Scope: The goal is to setup test machines and test the memory protection, finding potential false positives, research for other sources than Powershell also if other special targets can be monitored without triggering new false positives. Research needs to be done on the most relevant/widespread malware families to see if they use these injection methods and if the memory protection module can support them.


  • WMI monitoring

Description: Windows malware abuses all tools available on the operating system to retrieve information without revealing its presence. Also WMI is abused by malware by sending WQL (WMI query language) queries to get the information of interest.

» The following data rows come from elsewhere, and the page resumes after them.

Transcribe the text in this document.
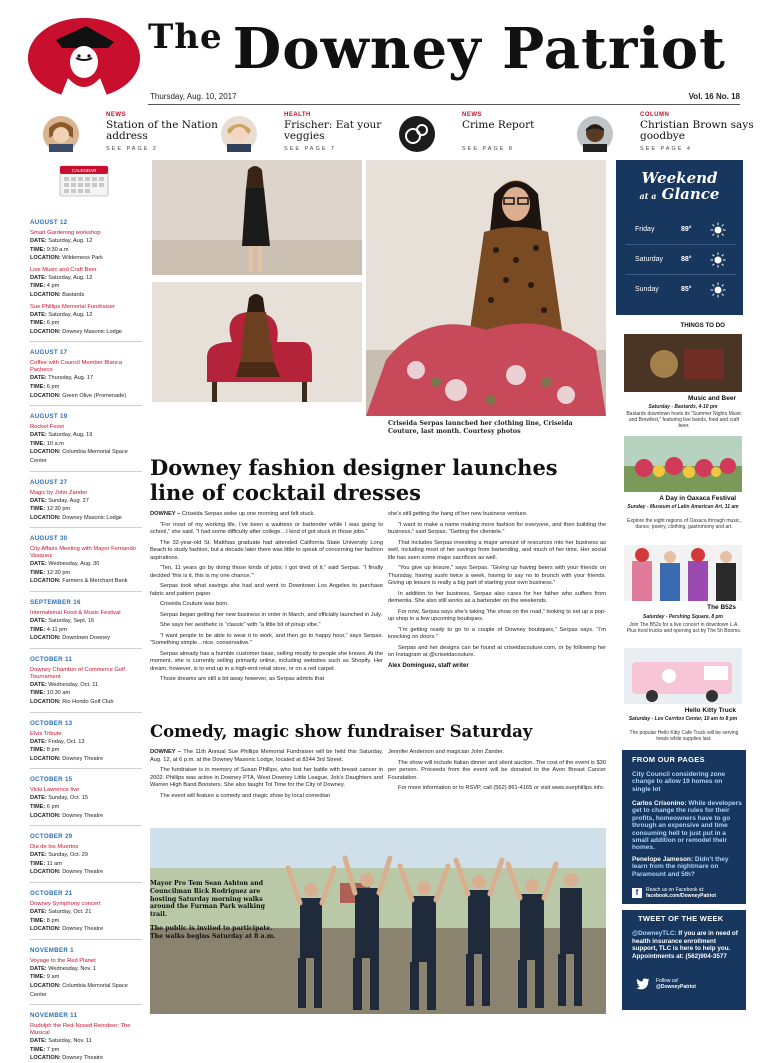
$^{The}$ Downey Patriot
Thursday, Aug. 10, 2017	Vol. 16 No. 18
NEWS
Station of the Nation address
SEE PAGE 2
HEALTH
Frischer: Eat your veggies
SEE PAGE 7
NEWS
Crime Report
SEE PAGE 8
COLUMN
Christian Brown says goodbye
SEE PAGE 4
CALENDAR
AUGUST 12
Smart Gardening workshop
DATE: Saturday, Aug. 12
TIME: 9:30 a.m
LOCATION: Wilderness Park
Live Music and Craft Beer
DATE: Saturday, Aug. 12
TIME: 4 pm
LOCATION: Bastards
Sue Phillips Memorial Fundraiser
DATE: Saturday, Aug. 12
TIME: 6 pm
LOCATION: Downey Masonic Lodge
AUGUST 17
Coffee with Council Member Blanca Pacheco
DATE: Thursday, Aug. 17
TIME: 6 pm
LOCATION: Green Olive (Promenade)
AUGUST 19
Rocket Fever
DATE: Saturday, Aug. 19
TIME: 10 a.m
LOCATION: Columbia Memorial Space Center
AUGUST 27
Magic by John Zander
DATE: Sunday, Aug. 27
TIME: 12:30 pm
LOCATION: Downey Masonic Lodge
AUGUST 30
City Affairs Meeting with Mayor Fernando Vasquez
DATE: Wednesday, Aug. 30
TIME: 12:30 pm
LOCATION: Farmers & Merchant Bank
SEPTEMBER 16
International Food & Music Festival
DATE: Saturday, Sept. 16
TIME: 4-11 pm
LOCATION: Downtown Downey
OCTOBER 11
Downey Chamber of Commerce Golf Tournament
DATE: Wednesday, Oct. 11
TIME: 10:30 am
LOCATION: Rio Hondo Golf Club
OCTOBER 13
Elvis Tribute
DATE: Friday, Oct. 13
TIME: 8 pm
LOCATION: Downey Theatre
OCTOBER 15
Vicki Lawrence live
DATE: Sunday, Oct. 15
TIME: 6 pm
LOCATION: Downey Theatre
OCTOBER 29
Dia de los Muertos
DATE: Sunday, Oct. 29
TIME: 11 am
LOCATION: Downey Theatre
OCTOBER 21
Downey Symphony concert
DATE: Saturday, Oct. 21
TIME: 8 pm
LOCATION: Downey Theatre
NOVEMBER 1
Voyage to the Red Planet
DATE: Wednesday, Nov. 1
TIME: 9 am
LOCATION: Columbia Memorial Space Center
NOVEMBER 11
Rudolph the Red-Nosed Reindeer: The Musical
DATE: Saturday, Nov. 11
TIME: 7 pm
LOCATION: Downey Theatre
Criseida Serpas launched her clothing line, Criseida Couture, last month. Courtesy photos
Downey fashion designer launches line of cocktail dresses

DOWNEY – Criseida Serpas woke up one morning and felt stuck.

“For most of my working life, I’ve been a waitress or bartender while I was going to school,” she said. “I had some difficulty after college…I kind of got stuck in those jobs.”

The 32-year-old St. Matthias graduate had attended California State University Long Beach to study fashion, but a decade later there was little to speak of concerning her fashion aspirations.

“Ten, 11 years go by doing those kinds of jobs; I got tired of it,” said Serpas. “I finally decided ‘this is it, this is my one chance.’”

Serpas took what savings she had and went to Downtown Los Angeles to purchase fabric and pattern paper.

Criseida Couture was born.

Serpas began getting her new business in order in March, and officially launched in July.

She says her aesthetic is “classic” with “a little bit of pinup vibe.”

“I want people to be able to wear it to work, and then go to happy hour,” says Serpas. “Something simple…nice, conservative.”

Serpas already has a humble customer base, selling mostly to people she knows. At the moment, she is currently selling primarily online, including websites such as Shopify. Her dream, however, is to end up in a high-end retail store, or on a red carpet.

Those dreams are still a bit away however, as Serpas admits that

she’s still getting the hang of her new business venture.

“I want to make a name making more fashion for everyone, and then building the business,” said Serpas. “Getting the clientele.”

That includes Serpas investing a major amount of resources into her business as well, including most of her savings from bartending, and much of her time. Her social life has seen some major sacrifices as well.

“You give up leisure,” says Serpas. “Giving up having beers with your friends on Thursday, having sushi twice a week, having to say no to brunch with your friends. Giving up leisure is really a big part of starting your own business.”

In addition to her business, Serpas also cares for her father who suffers from dementia. She also still works as a bartender on the weekends.

For now, Serpas says she’s taking “the show on the road,” looking to set up a pop-up shop in a few upcoming boutiques.

“I’m getting ready to go to a couple of Downey boutiques,” Serpas says. “I’m knocking on doors.”

Serpas and her designs can be found at criseidacouture.com, or by following her on Instagram at @criseidacouture.

Alex Dominguez, staff writer
Comedy, magic show fundraiser Saturday

DOWNEY – The 11th Annual Sue Phillips Memorial Fundraiser will be held this Saturday, Aug. 12, at 6 p.m. at the Downey Masonic Lodge, located at 8244 3rd Street.

The fundraiser is in memory of Susan Phillips, who lost her battle with breast cancer in 2002. Phillips was active in Downey PTA, West Downey Little League, Job’s Daughters and Warren High Band Boosters. She also taught Tot Time for the City of Downey.

The event will feature a comedy and magic show by local comedian

Jennifer Anderson and magician John Zander.

The show will include Italian dinner and silent auction. The cost of the event is $30 per person. Proceeds from the event will be donated to the Avon Breast Cancer Foundation.

For more information or to RSVP, call (562) 861-4165 or visit www.suephillips.info.

Mayor Pro Tem Sean Ashton and Councilman Rick Rodriguez are hosting Saturday morning walks around the Furman Park walking trail.

The public is invited to participate. The walks begins Saturday at 8 a.m.

Weekend
at a Glance
Friday	89°
Saturday	88°
Sunday	85°
THINGS TO DO
Music and Beer
Saturday - Bastards, 4-10 pm
Bastards downtown hosts its “Summer Nights Music and Brewfest,” featuring live bands, food and craft beer.
A Day in Oaxaca Festival
Sunday - Museum of Latin American Art, 11 am
Explore the eight regions of Oaxaca through music, dance, poetry, clothing, gastronomy and art.
The B52s
Saturday - Pershing Square, 8 pm
Join The B52s for a live concert in downtown L.A. Plus food trucks and opening act by The 5h Booms.
Hello Kitty Truck
Saturday - Los Cerritos Center, 10 am to 8 pm
The popular Hello Kitty Cafe Truck will be serving treats while supplies last.
FROM OUR PAGES
City Council considering zone change to allow 19 homes on single lot
Carlos Crisonino: While developers get to change the rules for their profits, homeowners have to go through an expensive and time consuming hell to just put in a small addition or remodel their homes.
Penelope Jameson: Didn’t they learn from the nightmare on Paramount and 5th?
f Reach us on Facebook at:
facebook.com/DowneyPatriot
TWEET OF THE WEEK
@DowneyTLC: If you are in need of health insurance enrollment support, TLC is here to help you. Appointments at: (562)904-3577
Follow us!
@DowneyPatriot
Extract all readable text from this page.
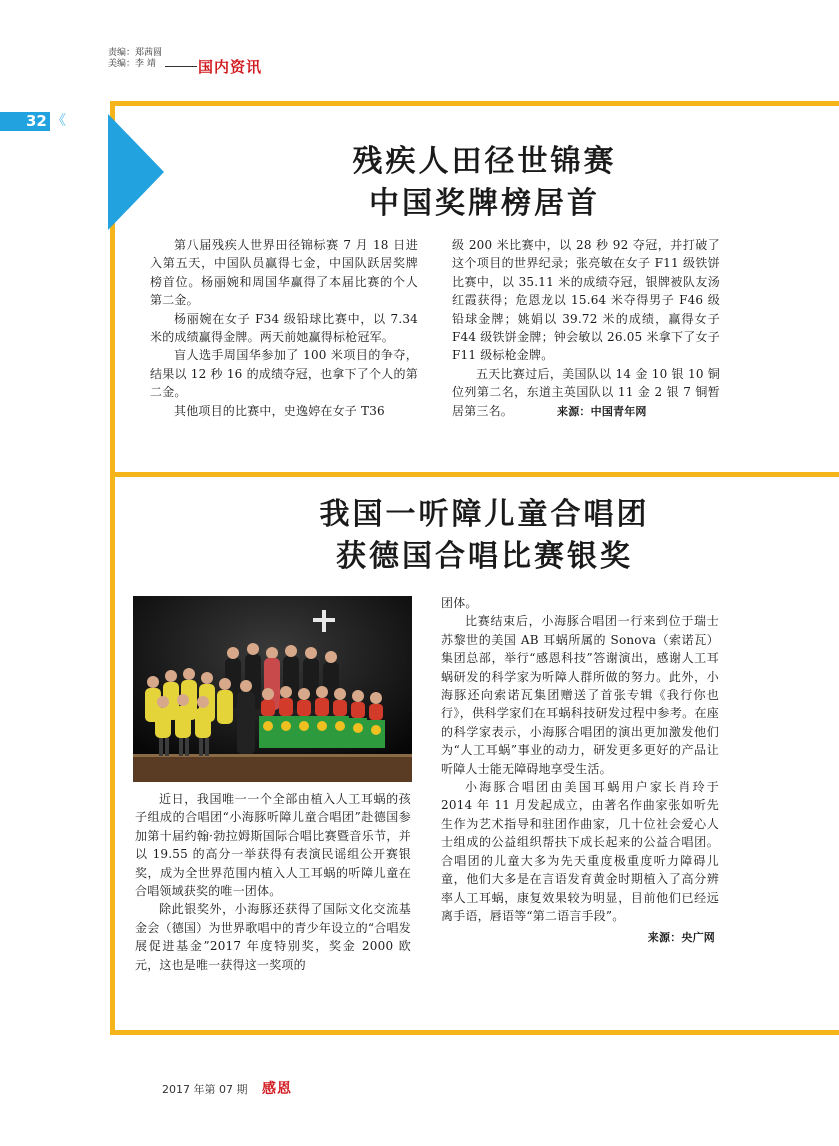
责编：郑茜圆
美编：李 靖	国内资讯
32 《
残疾人田径世锦赛
中国奖牌榜居首

第八届残疾人世界田径锦标赛 7 月 18 日进入第五天，中国队员赢得七金，中国队跃居奖牌榜首位。杨丽婉和周国华赢得了本届比赛的个人第二金。

杨丽婉在女子 F34 级铅球比赛中，以 7.34 米的成绩赢得金牌。两天前她赢得标枪冠军。

盲人选手周国华参加了 100 米项目的争夺，结果以 12 秒 16 的成绩夺冠，也拿下了个人的第二金。

其他项目的比赛中，史逸婷在女子 T36

级 200 米比赛中，以 28 秒 92 夺冠，并打破了这个项目的世界纪录；张亮敏在女子 F11 级铁饼比赛中，以 35.11 米的成绩夺冠，银牌被队友汤红霞获得；危恩龙以 15.64 米夺得男子 F46 级铅球金牌；姚娟以 39.72 米的成绩，赢得女子 F44 级铁饼金牌；钟会敏以 26.05 米拿下了女子 F11 级标枪金牌。

五天比赛过后，美国队以 14 金 10 银 10 铜位列第二名，东道主英国队以 11 金 2 银 7 铜暂居第三名。	来源：中国青年网

我国一听障儿童合唱团
获德国合唱比赛银奖

近日，我国唯一一个全部由植入人工耳蜗的孩子组成的合唱团“小海豚听障儿童合唱团”赴德国参加第十届约翰·勃拉姆斯国际合唱比赛暨音乐节，并以 19.55 的高分一举获得有表演民谣组公开赛银奖，成为全世界范围内植入人工耳蜗的听障儿童在合唱领域获奖的唯一团体。

除此银奖外，小海豚还获得了国际文化交流基金会（德国）为世界歌唱中的青少年设立的“合唱发展促进基金”2017 年度特别奖，奖金 2000 欧元，这也是唯一获得这一奖项的

团体。

比赛结束后，小海豚合唱团一行来到位于瑞士苏黎世的美国 AB 耳蜗所属的 Sonova（索诺瓦）集团总部，举行“感恩科技”答谢演出，感谢人工耳蜗研发的科学家为听障人群所做的努力。此外，小海豚还向索诺瓦集团赠送了首张专辑《我行你也行》，供科学家们在耳蜗科技研发过程中参考。在座的科学家表示，小海豚合唱团的演出更加激发他们为“人工耳蜗”事业的动力，研发更多更好的产品让听障人士能无障碍地享受生活。

小海豚合唱团由美国耳蜗用户家长肖玲于 2014 年 11 月发起成立，由著名作曲家张如听先生作为艺术指导和驻团作曲家，几十位社会爱心人士组成的公益组织帮扶下成长起来的公益合唱团。合唱团的儿童大多为先天重度极重度听力障碍儿童，他们大多是在言语发育黄金时期植入了高分辨率人工耳蜗，康复效果较为明显，目前他们已经远离手语，唇语等“第二语言手段”。

来源：央广网
2017 年第 07 期 感恩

Scope: The goal is find out if there is a way to monitor the WQL queries and their corresponding origin (e.g. PowerShell, ...) and block the execution in case of it is identified as malicious.


  • Restoring the broken execution chain

Description: Windows malware abuses WMI to break the real execution chain. Whenever WMI is used to spawn a child process the real parent process is no longer obtainable. WMI utilizes the Win32_Process class and the child process is then being created by wmiprvse.exe. In such a case the process tree shows wmiprvse.exe as parent instead of, e.g. PowerShell.

Scope: Since it is valuable information which process spawns what, the goal is to find a way how it is possible to identify the real parent process.